Setiap hari, dari Pos Pantau Kedung Gede di Kelurahan Tanjung Mekar itu, Ujang menyusun laporan tinggi muka air. Kerjanya rutin, namun maknanya luar biasa. Ia menjadi sumber informasi pertama yang bisa membedakan antara hari yang aman dan siaga banjir.
“Tugas saya memantau Sungai Citarum lalu bikin laporan TMA biar masyarakat tahu,” ujar Ujang, ketika ditemui suatu Jumat di akhir Januari.
“Terutama kasihan warga yang dekat bantaran sungai, kalau air naik kondisinya sering memprihatinkan,” tambahnya, suaranya lirih tapi tegas.

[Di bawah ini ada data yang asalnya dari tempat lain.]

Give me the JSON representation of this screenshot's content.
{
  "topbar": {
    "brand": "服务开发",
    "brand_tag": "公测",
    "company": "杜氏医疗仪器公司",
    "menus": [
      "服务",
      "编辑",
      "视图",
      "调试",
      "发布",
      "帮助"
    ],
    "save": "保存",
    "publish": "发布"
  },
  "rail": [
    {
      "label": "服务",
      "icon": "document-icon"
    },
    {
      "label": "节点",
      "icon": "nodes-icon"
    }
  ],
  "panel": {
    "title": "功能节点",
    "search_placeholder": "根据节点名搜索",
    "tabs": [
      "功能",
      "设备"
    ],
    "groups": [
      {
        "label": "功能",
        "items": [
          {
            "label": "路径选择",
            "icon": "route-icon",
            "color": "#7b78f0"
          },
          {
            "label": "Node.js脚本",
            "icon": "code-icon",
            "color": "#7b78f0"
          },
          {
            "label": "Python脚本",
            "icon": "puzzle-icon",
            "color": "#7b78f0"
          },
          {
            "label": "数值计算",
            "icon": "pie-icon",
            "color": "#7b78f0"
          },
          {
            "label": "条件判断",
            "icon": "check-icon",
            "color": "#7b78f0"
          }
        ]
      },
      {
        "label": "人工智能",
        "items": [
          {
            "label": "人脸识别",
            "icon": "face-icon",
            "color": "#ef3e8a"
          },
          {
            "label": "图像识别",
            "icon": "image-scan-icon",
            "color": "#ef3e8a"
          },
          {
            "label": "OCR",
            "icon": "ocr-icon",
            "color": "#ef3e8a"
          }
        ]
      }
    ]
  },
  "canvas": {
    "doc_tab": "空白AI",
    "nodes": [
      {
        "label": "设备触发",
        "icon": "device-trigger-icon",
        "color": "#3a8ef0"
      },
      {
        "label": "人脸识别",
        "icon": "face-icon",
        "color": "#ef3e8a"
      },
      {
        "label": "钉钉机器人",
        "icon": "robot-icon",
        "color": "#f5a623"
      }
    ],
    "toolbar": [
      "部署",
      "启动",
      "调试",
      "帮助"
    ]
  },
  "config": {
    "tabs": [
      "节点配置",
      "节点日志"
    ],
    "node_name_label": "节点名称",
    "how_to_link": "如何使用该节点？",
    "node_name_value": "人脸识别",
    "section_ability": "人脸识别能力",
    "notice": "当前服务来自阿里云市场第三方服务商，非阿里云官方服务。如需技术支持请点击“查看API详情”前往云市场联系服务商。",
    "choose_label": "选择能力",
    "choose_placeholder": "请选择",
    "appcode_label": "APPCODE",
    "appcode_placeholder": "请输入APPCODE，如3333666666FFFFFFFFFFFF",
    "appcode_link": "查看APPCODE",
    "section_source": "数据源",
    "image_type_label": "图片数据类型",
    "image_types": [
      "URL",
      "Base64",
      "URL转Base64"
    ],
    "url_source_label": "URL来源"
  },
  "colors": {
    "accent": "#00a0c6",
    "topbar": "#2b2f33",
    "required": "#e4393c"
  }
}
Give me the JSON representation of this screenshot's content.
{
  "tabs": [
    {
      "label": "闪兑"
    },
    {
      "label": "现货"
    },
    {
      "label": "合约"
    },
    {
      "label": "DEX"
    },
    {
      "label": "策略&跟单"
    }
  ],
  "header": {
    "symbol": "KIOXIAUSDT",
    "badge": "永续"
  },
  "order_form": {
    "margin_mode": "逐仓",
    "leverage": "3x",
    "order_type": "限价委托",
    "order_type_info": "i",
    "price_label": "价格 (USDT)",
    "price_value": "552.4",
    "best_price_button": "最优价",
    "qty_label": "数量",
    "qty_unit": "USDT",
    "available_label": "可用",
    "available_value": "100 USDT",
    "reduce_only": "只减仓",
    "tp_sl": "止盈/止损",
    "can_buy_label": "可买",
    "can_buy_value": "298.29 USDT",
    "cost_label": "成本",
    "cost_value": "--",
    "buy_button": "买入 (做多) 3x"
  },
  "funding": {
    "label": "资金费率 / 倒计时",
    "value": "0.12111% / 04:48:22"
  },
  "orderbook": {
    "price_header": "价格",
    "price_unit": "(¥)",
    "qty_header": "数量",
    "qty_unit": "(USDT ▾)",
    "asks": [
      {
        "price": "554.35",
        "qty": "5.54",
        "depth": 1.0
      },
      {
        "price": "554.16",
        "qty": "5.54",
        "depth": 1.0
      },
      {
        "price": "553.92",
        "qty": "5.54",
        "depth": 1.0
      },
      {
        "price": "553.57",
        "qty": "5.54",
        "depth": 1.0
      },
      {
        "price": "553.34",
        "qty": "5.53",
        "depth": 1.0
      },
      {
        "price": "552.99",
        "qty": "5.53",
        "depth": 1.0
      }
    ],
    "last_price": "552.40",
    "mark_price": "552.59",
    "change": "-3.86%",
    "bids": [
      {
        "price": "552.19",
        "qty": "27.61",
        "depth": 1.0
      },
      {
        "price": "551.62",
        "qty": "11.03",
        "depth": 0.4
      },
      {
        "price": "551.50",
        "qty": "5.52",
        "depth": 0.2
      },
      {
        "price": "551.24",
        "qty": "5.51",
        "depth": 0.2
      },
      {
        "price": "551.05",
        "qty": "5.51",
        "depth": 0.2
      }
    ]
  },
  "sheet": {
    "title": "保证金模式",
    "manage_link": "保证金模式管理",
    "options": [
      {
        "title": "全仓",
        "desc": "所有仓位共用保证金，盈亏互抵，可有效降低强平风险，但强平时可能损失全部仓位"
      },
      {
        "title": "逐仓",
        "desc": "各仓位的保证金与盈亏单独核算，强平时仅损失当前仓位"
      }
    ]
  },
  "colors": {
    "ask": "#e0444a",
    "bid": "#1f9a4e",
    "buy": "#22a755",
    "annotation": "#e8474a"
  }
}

Kalau cuaca sedang bersahabat, ia bekerja lima hari seminggu. Tapi ritme itu langsung berubah saat musim hujan tiba. Debit air yang meningkat memaksanya berjaga 24 jam nonstop, bahkan lebih. Di situlah suka duka pekerjaan ini terasa betul.
“Ya kadang ngantuk, kehujanan tengah malam, gelap-gelapan,” kenangnya tentang masa-masa awal bertugas. “Dulu juga belum ada lampu di jembatan ini. Pos baru ada tahun 2012, sebelumnya ya bertahan sebisanya.”
Menariknya, di era serba digital ini, pemantauan Ujang masih mengandalkan cara manual alias sistem fiskal. Ia tak hanya mengawasi Karawang, tapi juga bertanggung jawab atas laporan untuk wilayah Bekasi. Sebuah tanggung jawab yang tak ringan.
Dari semua pengalamannya, tahun 2021 disebutnya sebagai kondisi terparah.
“Waktu itu benar-benar kalang kabut,” katanya, “rel kereta juga sampai terendam.”
Perjalanan kariernya punya cerita sendiri. Ia memulai dengan gaji Rp 400 ribu per bulan pada 2007. Kini, setelah bertahun-tahun setia, Ujang telah berstatus PPPK dengan penghasilan Rp 2.450.000. Sebuah peningkatan yang ia syukuri.
“Di posko ini saya sendirian buat laporan, tapi dinikmati saja,” tutup Ujang. Baginya, yang terpenting adalah informasi itu sampai. “Informasi ini penting banget, terutama buat masyarakat di bantaran Sungai Citarum.”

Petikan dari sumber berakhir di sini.